The exhibition seems a bit like kismet. It was Angela Missoni’s 20th anniversary heading her family’s business, and, Missoni tells COOLS, Mekas had the idea for his botanically inspired works 20 years ago. The space is all warm oranges, Indian paintbrush reds, deep purples and sky blues. It’s as close as a luxury store on Madison Avenue gets to feeling like home — and home, as it turns out, is a defining part of the show. The inspiration for the exhibition was based on a journal entry Mekas made in 1997:
“Last night I had an ecstatic dream.
Suddenly before my eyes appeared fields and fields of wild flowers. They were passing by my eyes. Field after field, the meadows full of flowers in the most exquisite colors: blue, yellow, red, purple and they were all so real. I could almost smell them, like in my childhood.
I told this dream to Auguste this morning. So he said, you know, this dream tells you that in your previous life you were a bee. Yes, I said, it must be so. I always liked flowers, I always gathered them as a child for the healing woman of my village. She trusted only me. I knew all the flowers of our village and the neighboring villages too. So you may be right. I always had a very personal relationship with flowers.”
The exhibition features a dual-screen video installation visible to passersby from the store’s front windows, with flowers that flicker and become more vivid as the night goes on. In a screening room on the second floor, a special version of Mekas’ Walden, his film manifesto in diary form, recomposes and splits the original version onto two screens.
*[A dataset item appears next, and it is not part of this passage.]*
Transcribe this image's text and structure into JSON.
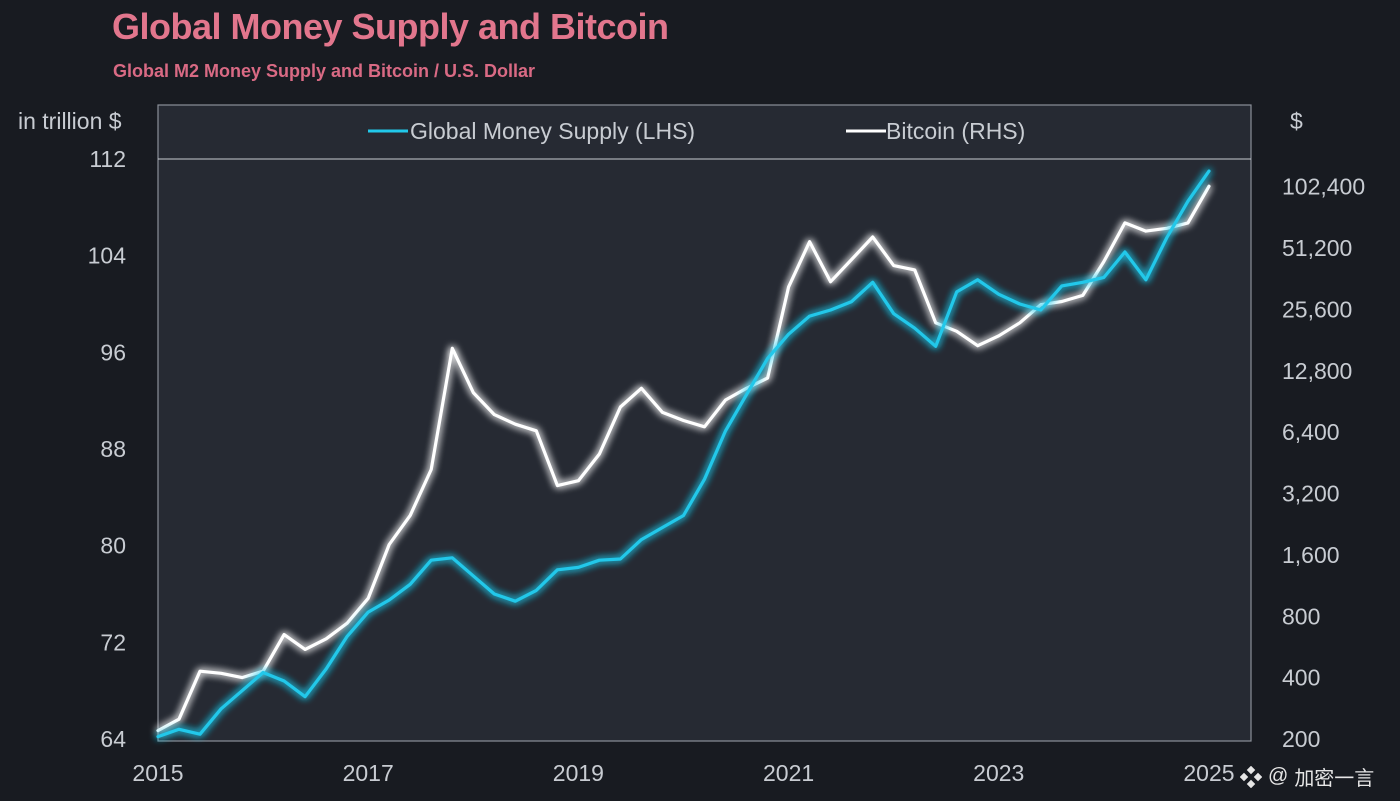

Missoni says she and Mekas connected through a close mutual friend when he did an exhibition in Italy a few years ago. They bonded over their similar backgrounds, both having refugee fathers. Missoni gets openly emotional when she talks about her father and what home means to her.
“My father was a refugee in 1946, after the war,” she explains. “He had an Italian passport in what today you would call Croatia. He was born and raised in Ragusa, today called Dubrovnik. He left for the war fighting in Egypt, and when he came back his city was not there anymore. His family was all refugees and they had to start over again. That feeling of home…my father was someone who didn’t complain and always looked forward. People who would leave their country to go to work, they might dream about their country. I don’t have a place to dream about because it was razed down by bombs.”
Originally from Lithuania, Mekas found refuge in the U.S. with his brother after being held at a concentration camp in Elmshorn, Germany in 1944 for eight months. Both Mekas and Missoni found kindred spirits in each other, an essence Missoni searches for the English translation of the Italian phrase she has in mind. She says the phrase in Italian to a friend nearby her at the opening. He searches Google translate and finds the phrase “elective affinities.” It’s a phrase that may not have a specific translation in English but most certainly describes a feeling mutually understood.
“When you’re very close, and you have a very special relationship on a high spiritual level,” Missoni says of Mekas. “Sometimes you meet somebody, and you know you are kind of connected. You understand each other immediately.”
Blue, Yellow, Red, Purple is on view at 1009 Madison Avenue through January 31, 2018.